From time to time, online discussions turn upon themselves to talk about their own organization and utility. These discussions thus turn into explorations of information and the patterns to which it can incline or perhaps to which it should be guided. As one example, a recent article appeared from Forrester Research on the topic if Information Architecture (IA) and its struggle to gain a foothold of initial credibility amid the main corridors of Information Technology (IT) management, together with the associated sub-specialties of Enterprise Architecture (EA) and Master Data Management (MDM).
Source: Visual Complexity
That Information Architecture has not made much progress in this struggle can be traced in part to its nascent state of maturity as a discipline.
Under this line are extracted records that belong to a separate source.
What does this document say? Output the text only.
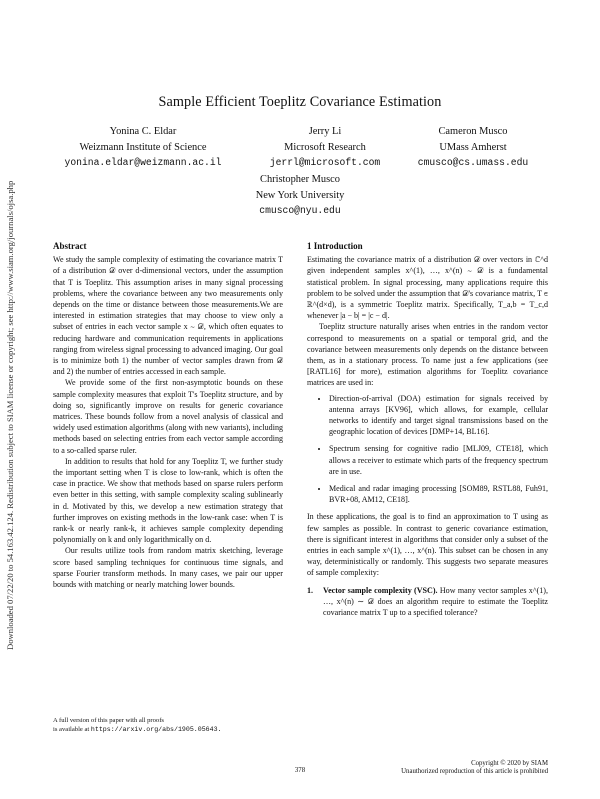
Downloaded 07/22/20 to 54.163.42.124. Redistribution subject to SIAM license or copyright; see http://www.siam.org/journals/ojsa.php
Sample Efficient Toeplitz Covariance Estimation
Yonina C. Eldar
Weizmann Institute of Science
yonina.eldar@weizmann.ac.il
Jerry Li
Microsoft Research
jerrl@microsoft.com
Cameron Musco
UMass Amherst
cmusco@cs.umass.edu
Christopher Musco
New York University
cmusco@nyu.edu

Abstract

We study the sample complexity of estimating the covariance matrix T of a distribution 𝒟 over d-dimensional vectors, under the assumption that T is Toeplitz. This assumption arises in many signal processing problems, where the covariance between any two measurements only depends on the time or distance between those measurements.We are interested in estimation strategies that may choose to view only a subset of entries in each vector sample x ∼ 𝒟, which often equates to reducing hardware and communication requirements in applications ranging from wireless signal processing to advanced imaging. Our goal is to minimize both 1) the number of vector samples drawn from 𝒟 and 2) the number of entries accessed in each sample.

We provide some of the first non-asymptotic bounds on these sample complexity measures that exploit T's Toeplitz structure, and by doing so, significantly improve on results for generic covariance matrices. These bounds follow from a novel analysis of classical and widely used estimation algorithms (along with new variants), including methods based on selecting entries from each vector sample according to a so-called sparse ruler.

In addition to results that hold for any Toeplitz T, we further study the important setting when T is close to low-rank, which is often the case in practice. We show that methods based on sparse rulers perform even better in this setting, with sample complexity scaling sublinearly in d. Motivated by this, we develop a new estimation strategy that further improves on existing methods in the low-rank case: when T is rank-k or nearly rank-k, it achieves sample complexity depending polynomially on k and only logarithmically on d.

Our results utilize tools from random matrix sketching, leverage score based sampling techniques for continuous time signals, and sparse Fourier transform methods. In many cases, we pair our upper bounds with matching or nearly matching lower bounds.

A full version of this paper with all proofs
is available at https://arxiv.org/abs/1905.05643.

1 Introduction

Estimating the covariance matrix of a distribution 𝒟 over vectors in ℂ^d given independent samples x^(1), …, x^(n) ∼ 𝒟 is a fundamental statistical problem. In signal processing, many applications require this problem to be solved under the assumption that 𝒟's covariance matrix, T ∈ ℝ^(d×d), is a symmetric Toeplitz matrix. Specifically, T_a,b = T_c,d whenever |a − b| = |c − d|.

Toeplitz structure naturally arises when entries in the random vector correspond to measurements on a spatial or temporal grid, and the covariance between measurements only depends on the distance between them, as in a stationary process. To name just a few applications (see [RATL16] for more), estimation algorithms for Toeplitz covariance matrices are used in:

• Direction-of-arrival (DOA) estimation for signals received by antenna arrays [KV96], which allows, for example, cellular networks to identify and target signal transmissions based on the geographic location of devices [DMP+14, BL16].
• Spectrum sensing for cognitive radio [MLJ09, CTE18], which allows a receiver to estimate which parts of the frequency spectrum are in use.
• Medical and radar imaging processing [SOM89, RSTL88, Fuh91, BVR+08, AM12, CE18].

In these applications, the goal is to find an approximation to T using as few samples as possible. In contrast to generic covariance estimation, there is significant interest in algorithms that consider only a subset of the entries in each sample x^(1), …, x^(n). This subset can be chosen in any way, deterministically or randomly. This suggests two separate measures of sample complexity:

1. Vector sample complexity (VSC). How many vector samples x^(1), …, x^(n) ∼ 𝒟 does an algorithm require to estimate the Toeplitz covariance matrix T up to a specified tolerance?
378
Copyright © 2020 by SIAM
Unauthorized reproduction of this article is prohibited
This immaturity is itself not too surprising given the magnitude and scope of its purview and the deeply inter-disciplinary nature of its work. One overview of Information Architecture that I find interesting is provided by Michael Cummings at Interaction-Design. Within this survey, the roots of Information Architecture are traced back to Richard Saul Wurman who coined the phrase back in 1975 and who saw the Information Architect as “someone who enables data to be transformed into understandable information”. This comment by Wurman is particularly useful because it highlights a key distinction – between the data from which information is fashioned and the information domain itself. This seems to be a distinction that has been lost in many discussions of Information Architecture – although it is a distinction I will endeavour to re-introduce.
As I have set out in previous posts, and in particular Managing Information and The Truth about Content, I have gone to some lengths to highlight the difference between potential information, which I term “content”, and the information itself, which I describe as being “transactional”. I go to these pains not to be difficult but rather because I contend that it is essential that we approach the problem of managing and optimizing information domains from two directions – from the outside-in, and from the inside-out.
To my mind, most of what we see in Information Architecture is grounded in seeing information from the outside looking in – focusing on how information transactions can be organized, discovered, presented, and used. This is a profoundly important endeavour. However, the success of this endeavour will be forever limited unless another perspective is invoked. This other perspective is what I have termed Content Engineering and it goes out of its way to see information transactions from the inside looking out – focusing on how information transactions are formed and adapted as the product of what is ideally a carefully designed, closely managed and efficiently automated environment. As information volumes expand, as they are at an accelerating rate, it is becoming increasingly important that we consider both sides of this equation – and this means, in most cases, new levels of attention being accorded to the content processes that underpin the more visible information processes.
In some ways, this discussion could be pursued as one that sketches out how Information Architecture could evolve to look more intently as what it inside the information transactions. While this may be an abundantly practical thing to do, perhaps simply to avoid spawning too many new disciplines, I would be tempted to maintain some measure of distinction between these two perspectives of outside-in and inside-out. Within actual projects, I actually do find that we leverage quite different strategies and tools when we are establishing the Information Architecture that dwells upon the surface as opposed to when we are engineering the content processes in the strata below.
This is not to suggest that the complexities manifest within the Information Architecture will be less than those seen within the content layers. In fact, the reverse is more commonly true as once we are looking at the domain of information transactions we are confronted with the universe of instantiations and with it the bewildering transactional volumes and multifaceted business implications. In the domain of the Content Engineering, we have the opportunity to apply selection and prioritization criteria, abstraction techniques and automated content processes so that information transactions can be expressly designed to address identified requirements. The requirements that Content Engineering sets out to address, it is important to highlight, are defined by the Information Architecture activity and the work of understanding what information is needed, by whom, and to what end in terms of supporting a task or satisfying a need. With the requirement declared, the Content Engineering activity can be pursued to establish the most effective and efficient way to address the requirement. Content Engineering is thus focused on process optimization and, once again, when we are dealing with phenomenal scales of information volumes it is critical that enterprises find the efficiencies that the optimization of content processes can introduce.
The Forrester Research report highlights the fact that Information Architecture has made scant progress at winning the respect and attention of the mainstream Information Technology (IT) management regimes. There are indications that the value of, and growing need for, Information Architecture is acknowledged but, as a discipline, Information Architecture still looks nebulous to those who inhabit more specialized, or entrenched, disciplines. If Information Architecture has not yet won its due recognition, then it must be conceded that the domain of Content Engineering is barely even visible. Despite the mountains of cash expended in the direction of information technology, in truth few organizations have been forced to think deeply about their information domains and therefore to consider seriously how they should practice the discipline of Information Architecture. Fewer enterprises still have been pushed by information challenges to the point where they need to systematically optimize their information performance and to do so by looking deeply into the content sources and processes behind their information – into the formative patterns that produce the information itself. However, this is all starting to change as the age of digitization picks up steam and the rate of information expansion fully outstrips our current abilities to cope. In general, the time has come for us to step up the pace with which the interrelated disciplines of Information Architecture and Content Engineering are advanced, adopted and applied.